2025 Mortgage Rates Drop to 6.94% - Lowest Since Spring, Updated May Prices
Explore the latest 2025 mortgage rates hitting their lowest point since spring, with 30-year loans averaging 6.94%. Understand the trends, factors affecting rates, and how to find the best deals today.
After a sharp rise to levels not seen since May, 2025 mortgage rates have reversed course, falling for four consecutive days. The average rate for 30-year fixed mortgages dropped to 6.94% as of May 9, marking the most affordable point this year so far. Other loan types also experienced declines, offering potential savings for homebuyers and refinancers alike.
Since mortgage rates vary significantly among lenders, it’s crucial to shop around and compare offers regularly to secure the best possible rate, regardless of the loan type you are considering.

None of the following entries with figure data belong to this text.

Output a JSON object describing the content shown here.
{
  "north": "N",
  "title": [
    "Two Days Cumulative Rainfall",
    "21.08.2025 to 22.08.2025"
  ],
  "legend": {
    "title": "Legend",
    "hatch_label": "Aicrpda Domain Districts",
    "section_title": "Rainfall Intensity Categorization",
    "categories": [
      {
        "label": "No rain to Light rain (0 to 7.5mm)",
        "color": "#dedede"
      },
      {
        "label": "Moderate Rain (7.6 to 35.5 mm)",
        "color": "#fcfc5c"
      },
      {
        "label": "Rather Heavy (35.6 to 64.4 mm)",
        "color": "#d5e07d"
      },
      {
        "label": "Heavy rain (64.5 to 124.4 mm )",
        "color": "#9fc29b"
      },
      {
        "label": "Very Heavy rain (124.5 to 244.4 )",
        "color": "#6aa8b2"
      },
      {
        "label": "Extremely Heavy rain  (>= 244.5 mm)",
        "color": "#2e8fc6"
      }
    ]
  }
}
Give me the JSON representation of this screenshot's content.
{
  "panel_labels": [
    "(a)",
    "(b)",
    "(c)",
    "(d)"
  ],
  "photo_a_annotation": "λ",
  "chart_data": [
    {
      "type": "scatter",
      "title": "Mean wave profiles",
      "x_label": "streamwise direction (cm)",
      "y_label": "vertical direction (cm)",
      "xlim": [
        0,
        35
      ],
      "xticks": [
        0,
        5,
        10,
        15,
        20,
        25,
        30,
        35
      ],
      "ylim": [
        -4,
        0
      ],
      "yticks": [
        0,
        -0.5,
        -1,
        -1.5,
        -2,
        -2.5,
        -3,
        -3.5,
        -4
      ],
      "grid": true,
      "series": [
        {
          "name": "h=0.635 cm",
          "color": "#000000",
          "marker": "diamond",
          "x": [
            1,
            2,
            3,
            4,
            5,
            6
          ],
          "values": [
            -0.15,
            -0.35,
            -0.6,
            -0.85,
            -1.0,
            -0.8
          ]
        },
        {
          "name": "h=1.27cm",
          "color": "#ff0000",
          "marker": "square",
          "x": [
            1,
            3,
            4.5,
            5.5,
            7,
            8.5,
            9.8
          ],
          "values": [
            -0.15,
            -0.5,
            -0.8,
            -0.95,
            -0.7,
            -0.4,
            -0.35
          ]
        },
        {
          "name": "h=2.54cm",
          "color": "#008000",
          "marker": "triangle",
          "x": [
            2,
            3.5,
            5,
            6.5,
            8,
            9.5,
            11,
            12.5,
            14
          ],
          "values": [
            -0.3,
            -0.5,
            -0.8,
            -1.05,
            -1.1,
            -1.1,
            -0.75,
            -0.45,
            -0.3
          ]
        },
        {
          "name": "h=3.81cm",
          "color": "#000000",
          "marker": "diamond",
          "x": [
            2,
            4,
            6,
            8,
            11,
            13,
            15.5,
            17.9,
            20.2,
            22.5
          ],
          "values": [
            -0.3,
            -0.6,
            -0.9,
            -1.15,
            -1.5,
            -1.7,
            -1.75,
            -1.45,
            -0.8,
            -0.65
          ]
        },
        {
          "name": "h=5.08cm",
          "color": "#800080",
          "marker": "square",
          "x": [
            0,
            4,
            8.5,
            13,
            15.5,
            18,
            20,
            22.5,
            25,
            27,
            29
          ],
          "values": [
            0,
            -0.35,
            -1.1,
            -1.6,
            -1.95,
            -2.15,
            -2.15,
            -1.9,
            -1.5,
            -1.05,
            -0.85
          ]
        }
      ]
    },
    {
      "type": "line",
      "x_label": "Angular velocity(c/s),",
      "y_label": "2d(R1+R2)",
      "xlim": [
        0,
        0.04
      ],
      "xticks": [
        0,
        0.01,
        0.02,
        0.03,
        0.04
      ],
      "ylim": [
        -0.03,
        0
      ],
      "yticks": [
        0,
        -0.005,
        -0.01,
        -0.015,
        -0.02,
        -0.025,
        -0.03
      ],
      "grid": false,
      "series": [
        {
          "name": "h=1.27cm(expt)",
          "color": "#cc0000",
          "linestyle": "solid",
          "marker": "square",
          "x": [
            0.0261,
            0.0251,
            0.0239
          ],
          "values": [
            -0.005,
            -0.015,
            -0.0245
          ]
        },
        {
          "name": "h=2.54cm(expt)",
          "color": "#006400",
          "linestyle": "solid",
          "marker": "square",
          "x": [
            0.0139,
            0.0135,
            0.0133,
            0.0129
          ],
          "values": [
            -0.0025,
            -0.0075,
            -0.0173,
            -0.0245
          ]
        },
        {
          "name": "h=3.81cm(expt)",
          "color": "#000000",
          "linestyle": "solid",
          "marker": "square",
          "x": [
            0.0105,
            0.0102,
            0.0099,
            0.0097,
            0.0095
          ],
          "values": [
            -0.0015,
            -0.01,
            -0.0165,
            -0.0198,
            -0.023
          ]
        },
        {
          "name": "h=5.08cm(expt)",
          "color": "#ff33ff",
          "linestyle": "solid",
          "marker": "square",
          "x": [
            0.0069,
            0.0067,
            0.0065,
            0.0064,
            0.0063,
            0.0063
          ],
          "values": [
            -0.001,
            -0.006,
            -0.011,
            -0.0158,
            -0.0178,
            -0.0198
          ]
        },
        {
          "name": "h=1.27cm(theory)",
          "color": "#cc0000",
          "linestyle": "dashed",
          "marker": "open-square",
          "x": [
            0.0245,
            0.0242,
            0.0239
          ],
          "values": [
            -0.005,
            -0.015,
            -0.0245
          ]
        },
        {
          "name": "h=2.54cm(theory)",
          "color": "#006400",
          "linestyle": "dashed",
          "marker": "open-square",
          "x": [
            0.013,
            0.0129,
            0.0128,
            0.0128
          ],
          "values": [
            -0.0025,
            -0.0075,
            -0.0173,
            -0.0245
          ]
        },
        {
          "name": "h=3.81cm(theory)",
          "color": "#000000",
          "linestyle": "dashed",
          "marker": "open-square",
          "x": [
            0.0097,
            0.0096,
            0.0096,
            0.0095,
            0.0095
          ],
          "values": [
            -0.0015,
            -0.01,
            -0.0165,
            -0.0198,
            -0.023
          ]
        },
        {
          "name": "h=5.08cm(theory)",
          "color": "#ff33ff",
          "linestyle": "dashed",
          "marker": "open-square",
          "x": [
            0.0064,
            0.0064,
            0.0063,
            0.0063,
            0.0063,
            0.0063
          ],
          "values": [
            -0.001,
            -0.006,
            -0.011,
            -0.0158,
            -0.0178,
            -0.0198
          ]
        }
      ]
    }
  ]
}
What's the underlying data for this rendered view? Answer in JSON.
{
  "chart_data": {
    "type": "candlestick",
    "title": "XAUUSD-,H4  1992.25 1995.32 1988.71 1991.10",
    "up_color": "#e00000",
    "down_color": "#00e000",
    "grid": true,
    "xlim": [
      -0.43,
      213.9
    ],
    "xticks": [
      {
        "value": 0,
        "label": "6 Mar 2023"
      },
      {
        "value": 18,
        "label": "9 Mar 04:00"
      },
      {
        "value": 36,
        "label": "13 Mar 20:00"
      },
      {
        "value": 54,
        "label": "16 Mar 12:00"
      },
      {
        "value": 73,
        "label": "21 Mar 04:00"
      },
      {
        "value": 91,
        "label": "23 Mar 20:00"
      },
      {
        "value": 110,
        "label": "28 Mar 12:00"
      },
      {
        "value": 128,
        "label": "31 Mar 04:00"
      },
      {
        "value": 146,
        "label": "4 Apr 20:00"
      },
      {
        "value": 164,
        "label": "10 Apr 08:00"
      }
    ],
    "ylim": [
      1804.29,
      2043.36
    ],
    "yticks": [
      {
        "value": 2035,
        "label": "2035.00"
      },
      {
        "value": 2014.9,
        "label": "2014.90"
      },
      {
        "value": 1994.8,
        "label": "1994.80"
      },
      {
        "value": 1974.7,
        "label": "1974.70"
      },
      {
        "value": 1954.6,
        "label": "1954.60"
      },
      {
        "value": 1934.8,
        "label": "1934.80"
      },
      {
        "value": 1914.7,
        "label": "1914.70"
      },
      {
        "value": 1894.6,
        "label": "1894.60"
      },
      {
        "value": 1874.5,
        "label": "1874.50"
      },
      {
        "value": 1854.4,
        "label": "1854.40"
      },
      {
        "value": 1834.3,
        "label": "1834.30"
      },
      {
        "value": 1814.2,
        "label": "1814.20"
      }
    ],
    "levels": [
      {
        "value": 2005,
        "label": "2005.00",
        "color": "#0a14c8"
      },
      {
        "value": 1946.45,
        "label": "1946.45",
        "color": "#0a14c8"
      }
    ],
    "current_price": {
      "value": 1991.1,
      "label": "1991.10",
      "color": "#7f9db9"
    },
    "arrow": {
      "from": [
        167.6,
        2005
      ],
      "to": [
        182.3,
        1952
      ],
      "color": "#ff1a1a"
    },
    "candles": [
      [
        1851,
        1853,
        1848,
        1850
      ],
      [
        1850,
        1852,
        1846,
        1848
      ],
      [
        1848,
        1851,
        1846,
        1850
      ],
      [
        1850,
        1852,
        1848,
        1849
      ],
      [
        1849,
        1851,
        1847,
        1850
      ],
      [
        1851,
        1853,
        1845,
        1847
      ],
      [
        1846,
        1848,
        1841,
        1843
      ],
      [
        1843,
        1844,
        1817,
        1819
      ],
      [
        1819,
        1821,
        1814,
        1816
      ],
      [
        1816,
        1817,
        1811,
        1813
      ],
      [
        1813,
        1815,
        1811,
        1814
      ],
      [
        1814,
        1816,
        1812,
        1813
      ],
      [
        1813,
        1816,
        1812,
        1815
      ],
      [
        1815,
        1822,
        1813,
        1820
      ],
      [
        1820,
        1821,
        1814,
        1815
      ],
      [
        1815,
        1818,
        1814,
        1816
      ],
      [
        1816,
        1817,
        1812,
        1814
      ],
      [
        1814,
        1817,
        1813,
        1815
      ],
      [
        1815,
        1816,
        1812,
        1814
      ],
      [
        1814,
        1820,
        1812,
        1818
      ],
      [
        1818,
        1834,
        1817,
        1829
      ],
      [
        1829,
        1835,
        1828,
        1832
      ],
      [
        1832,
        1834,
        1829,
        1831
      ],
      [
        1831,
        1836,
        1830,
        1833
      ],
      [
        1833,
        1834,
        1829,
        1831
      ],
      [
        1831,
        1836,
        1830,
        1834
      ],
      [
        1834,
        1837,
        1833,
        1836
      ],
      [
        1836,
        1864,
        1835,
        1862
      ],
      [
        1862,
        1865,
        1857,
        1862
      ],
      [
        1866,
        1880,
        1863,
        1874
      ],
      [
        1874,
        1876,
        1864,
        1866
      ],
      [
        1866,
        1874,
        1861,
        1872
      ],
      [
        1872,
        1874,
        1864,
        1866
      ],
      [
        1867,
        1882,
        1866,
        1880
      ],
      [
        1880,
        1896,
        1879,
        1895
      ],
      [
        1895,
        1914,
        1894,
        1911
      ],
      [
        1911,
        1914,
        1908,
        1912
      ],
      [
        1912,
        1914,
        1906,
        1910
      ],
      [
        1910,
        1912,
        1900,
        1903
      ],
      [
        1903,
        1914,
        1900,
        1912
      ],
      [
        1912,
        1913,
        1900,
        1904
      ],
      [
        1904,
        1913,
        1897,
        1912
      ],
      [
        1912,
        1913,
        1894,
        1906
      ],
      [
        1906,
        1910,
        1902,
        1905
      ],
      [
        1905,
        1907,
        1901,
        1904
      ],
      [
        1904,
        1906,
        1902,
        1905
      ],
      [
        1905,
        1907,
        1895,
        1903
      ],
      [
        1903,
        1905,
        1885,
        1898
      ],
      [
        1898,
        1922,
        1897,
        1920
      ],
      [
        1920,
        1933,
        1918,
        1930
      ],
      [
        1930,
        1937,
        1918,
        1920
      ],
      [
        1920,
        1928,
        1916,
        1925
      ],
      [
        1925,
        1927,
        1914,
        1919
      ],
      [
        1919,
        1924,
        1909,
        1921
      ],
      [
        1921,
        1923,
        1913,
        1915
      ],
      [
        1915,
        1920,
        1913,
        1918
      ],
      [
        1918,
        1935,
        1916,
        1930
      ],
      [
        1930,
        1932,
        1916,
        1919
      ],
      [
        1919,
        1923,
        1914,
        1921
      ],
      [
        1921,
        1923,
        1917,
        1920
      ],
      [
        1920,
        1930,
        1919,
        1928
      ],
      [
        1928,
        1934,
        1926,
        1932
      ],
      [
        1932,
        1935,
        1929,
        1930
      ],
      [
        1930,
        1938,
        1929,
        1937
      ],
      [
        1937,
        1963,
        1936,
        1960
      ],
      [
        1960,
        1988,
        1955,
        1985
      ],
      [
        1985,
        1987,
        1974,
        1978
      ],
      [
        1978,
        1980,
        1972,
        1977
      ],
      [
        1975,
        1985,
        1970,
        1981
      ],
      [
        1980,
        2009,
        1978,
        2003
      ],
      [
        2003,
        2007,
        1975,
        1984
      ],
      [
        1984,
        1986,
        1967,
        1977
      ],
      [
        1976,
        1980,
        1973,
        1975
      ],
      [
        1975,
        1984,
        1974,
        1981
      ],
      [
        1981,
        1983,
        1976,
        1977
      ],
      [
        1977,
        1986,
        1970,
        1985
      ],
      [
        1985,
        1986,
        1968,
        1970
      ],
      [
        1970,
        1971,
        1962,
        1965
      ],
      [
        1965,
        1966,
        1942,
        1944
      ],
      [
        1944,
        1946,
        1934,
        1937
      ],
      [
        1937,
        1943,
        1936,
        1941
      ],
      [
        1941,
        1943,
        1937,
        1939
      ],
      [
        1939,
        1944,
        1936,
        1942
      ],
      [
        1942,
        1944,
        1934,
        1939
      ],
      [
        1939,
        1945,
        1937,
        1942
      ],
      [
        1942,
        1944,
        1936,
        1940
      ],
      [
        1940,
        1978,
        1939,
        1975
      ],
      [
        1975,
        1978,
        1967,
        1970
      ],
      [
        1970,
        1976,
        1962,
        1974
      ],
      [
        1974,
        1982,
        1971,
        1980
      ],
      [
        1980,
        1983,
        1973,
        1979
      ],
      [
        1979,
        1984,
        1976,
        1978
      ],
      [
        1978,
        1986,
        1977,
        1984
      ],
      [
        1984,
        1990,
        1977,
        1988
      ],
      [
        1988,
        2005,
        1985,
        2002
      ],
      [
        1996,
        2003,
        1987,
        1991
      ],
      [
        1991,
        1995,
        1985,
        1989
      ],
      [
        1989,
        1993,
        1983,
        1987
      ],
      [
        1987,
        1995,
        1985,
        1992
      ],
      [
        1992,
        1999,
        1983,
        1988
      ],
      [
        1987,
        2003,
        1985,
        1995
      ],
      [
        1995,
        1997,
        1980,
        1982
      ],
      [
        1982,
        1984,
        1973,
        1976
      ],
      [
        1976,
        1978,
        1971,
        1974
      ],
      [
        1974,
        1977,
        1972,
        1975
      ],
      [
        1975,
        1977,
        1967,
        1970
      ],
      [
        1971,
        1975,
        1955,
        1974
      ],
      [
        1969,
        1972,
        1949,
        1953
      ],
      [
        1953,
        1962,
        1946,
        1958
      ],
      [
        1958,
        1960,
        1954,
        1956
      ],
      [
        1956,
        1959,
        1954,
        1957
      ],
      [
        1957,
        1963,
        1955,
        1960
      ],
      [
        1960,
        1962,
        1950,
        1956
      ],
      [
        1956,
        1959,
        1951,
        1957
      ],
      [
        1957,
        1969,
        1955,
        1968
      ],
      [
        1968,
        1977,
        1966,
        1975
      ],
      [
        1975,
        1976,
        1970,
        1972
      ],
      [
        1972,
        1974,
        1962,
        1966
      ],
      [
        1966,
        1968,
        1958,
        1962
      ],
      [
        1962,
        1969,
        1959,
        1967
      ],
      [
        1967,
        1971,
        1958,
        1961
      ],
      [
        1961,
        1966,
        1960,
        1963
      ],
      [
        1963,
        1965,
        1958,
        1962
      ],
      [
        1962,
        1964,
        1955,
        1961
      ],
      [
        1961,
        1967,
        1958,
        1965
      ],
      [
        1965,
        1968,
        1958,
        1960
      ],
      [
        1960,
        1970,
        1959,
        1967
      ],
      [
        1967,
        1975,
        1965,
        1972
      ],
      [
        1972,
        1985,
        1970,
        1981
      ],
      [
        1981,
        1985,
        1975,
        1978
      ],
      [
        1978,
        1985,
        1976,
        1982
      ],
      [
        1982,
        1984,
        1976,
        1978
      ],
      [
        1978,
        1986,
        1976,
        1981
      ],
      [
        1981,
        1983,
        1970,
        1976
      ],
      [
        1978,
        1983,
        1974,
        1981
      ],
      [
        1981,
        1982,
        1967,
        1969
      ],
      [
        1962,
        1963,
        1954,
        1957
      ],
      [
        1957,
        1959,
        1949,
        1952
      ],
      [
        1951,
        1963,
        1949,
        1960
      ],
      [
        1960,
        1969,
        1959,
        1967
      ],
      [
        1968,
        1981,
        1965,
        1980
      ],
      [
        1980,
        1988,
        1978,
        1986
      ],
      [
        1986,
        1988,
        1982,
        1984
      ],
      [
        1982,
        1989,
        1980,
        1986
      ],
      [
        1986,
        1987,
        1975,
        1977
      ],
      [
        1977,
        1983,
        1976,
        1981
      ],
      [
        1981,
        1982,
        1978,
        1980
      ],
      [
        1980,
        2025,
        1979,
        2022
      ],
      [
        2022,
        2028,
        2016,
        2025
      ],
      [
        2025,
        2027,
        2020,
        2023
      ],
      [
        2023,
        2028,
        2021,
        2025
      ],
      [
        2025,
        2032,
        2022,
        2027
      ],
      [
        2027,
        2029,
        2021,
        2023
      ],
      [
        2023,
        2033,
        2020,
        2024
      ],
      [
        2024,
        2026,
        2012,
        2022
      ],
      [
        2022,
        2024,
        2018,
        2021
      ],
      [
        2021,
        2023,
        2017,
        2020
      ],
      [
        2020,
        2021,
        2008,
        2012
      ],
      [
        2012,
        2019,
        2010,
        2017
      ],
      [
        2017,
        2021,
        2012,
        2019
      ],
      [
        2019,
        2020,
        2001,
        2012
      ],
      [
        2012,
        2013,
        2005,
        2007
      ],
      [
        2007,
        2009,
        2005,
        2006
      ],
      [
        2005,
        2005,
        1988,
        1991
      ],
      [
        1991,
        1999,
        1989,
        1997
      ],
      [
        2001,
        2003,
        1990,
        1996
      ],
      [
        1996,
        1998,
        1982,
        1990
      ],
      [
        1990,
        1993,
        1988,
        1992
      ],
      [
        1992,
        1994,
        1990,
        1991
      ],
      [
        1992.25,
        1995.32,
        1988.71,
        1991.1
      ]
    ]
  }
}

Current 30-Year Mortgage Rates for New Home Purchases
On Tuesday, 30-year fixed mortgage rates for new purchases fell by 0.02 percentage points, continuing a four-day decline totaling 0.19 percentage points. This brings the average down to 6.94%, the lowest level recorded in 2025. This drop comes after rates peaked at 7.13% just a week prior, the highest in over seven months.
Back in September, rates had reached a two-year low of 5.89%, but they climbed more than 1.2 percentage points over the last three months before easing recently. Compared to last spring’s peak of 7.37% in April, current rates represent an improvement. They are also over one percentage point lower than the historic 23-year high of 8.01% reached in October 2023.
Rates for 15-year fixed mortgages remained steady at 6.06% on Tuesday following a three-day decline totaling 0.23 percentage points. Although elevated compared to the two-year low of 4.97% hit in September, today’s 15-year rate is still about one percentage point below the record 7.08% peak from October 2023.
Jumbo 30-year mortgage rates dipped slightly by 0.01 percentage points to 6.83%, down 0.15 percentage points from a week ago. Jumbo rates reached a 19-month low of 6.24% in September. The October 2023 peak of 8.14% remains the highest jumbo rate in over two decades.
Freddie Mac Weekly Mortgage Rate Update
Each Thursday, Freddie Mac publishes an average 30-year mortgage rate based on the previous week’s data. Last week’s average rose by 0.11 percentage points to 7.04%, following increases over the prior two weeks. The average had dipped as low as 6.08% in late September. However, October 2023 saw a historic 23-year peak of 7.79%.
Freddie Mac’s weekly average differs from daily averages reported elsewhere because it blends rates over five days and uses different loan inclusion criteria, such as down payment, credit score, and discount points.
Use our Mortgage Calculator to estimate monthly payments across various loan scenarios.
Important Notes
Published average rates differ from advertised teaser rates often seen online. Teaser rates are typically the best available offers, sometimes requiring upfront points or applying only to borrowers with exceptional credit or smaller loans. Your actual rate will depend on your financial profile, including credit score and income.
Factors Influencing Mortgage Rate Fluctuations
Mortgage rates are influenced by a complex mix of economic and industry dynamics, including:
- Trends in the bond market, especially 10-year Treasury yields
- The Federal Reserve’s monetary policy, particularly bond purchases and support for government-backed mortgages
- Competitive pressures among lenders and loan products
Multiple factors often interact simultaneously, making it difficult to isolate a single cause for rate changes.
Throughout much of 2021, mortgage rates remained relatively low as the Federal Reserve purchased large quantities of bonds to counteract pandemic-related economic challenges. Starting in November 2021, the Fed gradually tapered bond purchases, ending them by March 2022.
Between then and July 2023, the Fed raised the federal funds rate aggressively to combat inflation, indirectly pushing mortgage rates higher. Despite the fed funds rate not directly setting mortgage rates, its rapid 5.25 percentage point increase over 16 months contributed to mortgage rate rises.
The Fed held rates steady for nearly 14 months beginning in July 2023, before cutting rates by 0.50 percentage points in September and smaller cuts in November and December. However, the Fed signaled fewer rate cuts in 2025 than initially expected, which pushed Treasury yields and mortgage rates upward.
How We Monitor Mortgage Rates
The national and state mortgage rate averages presented come from the Zillow Mortgage API, assuming an 80% loan-to-value ratio (20% down payment) and credit scores between 680 and 739. These averages reflect typical borrower rates but may differ from advertised offers. © Zillow, Inc., 2024. Use subject to Zillow Terms of Use.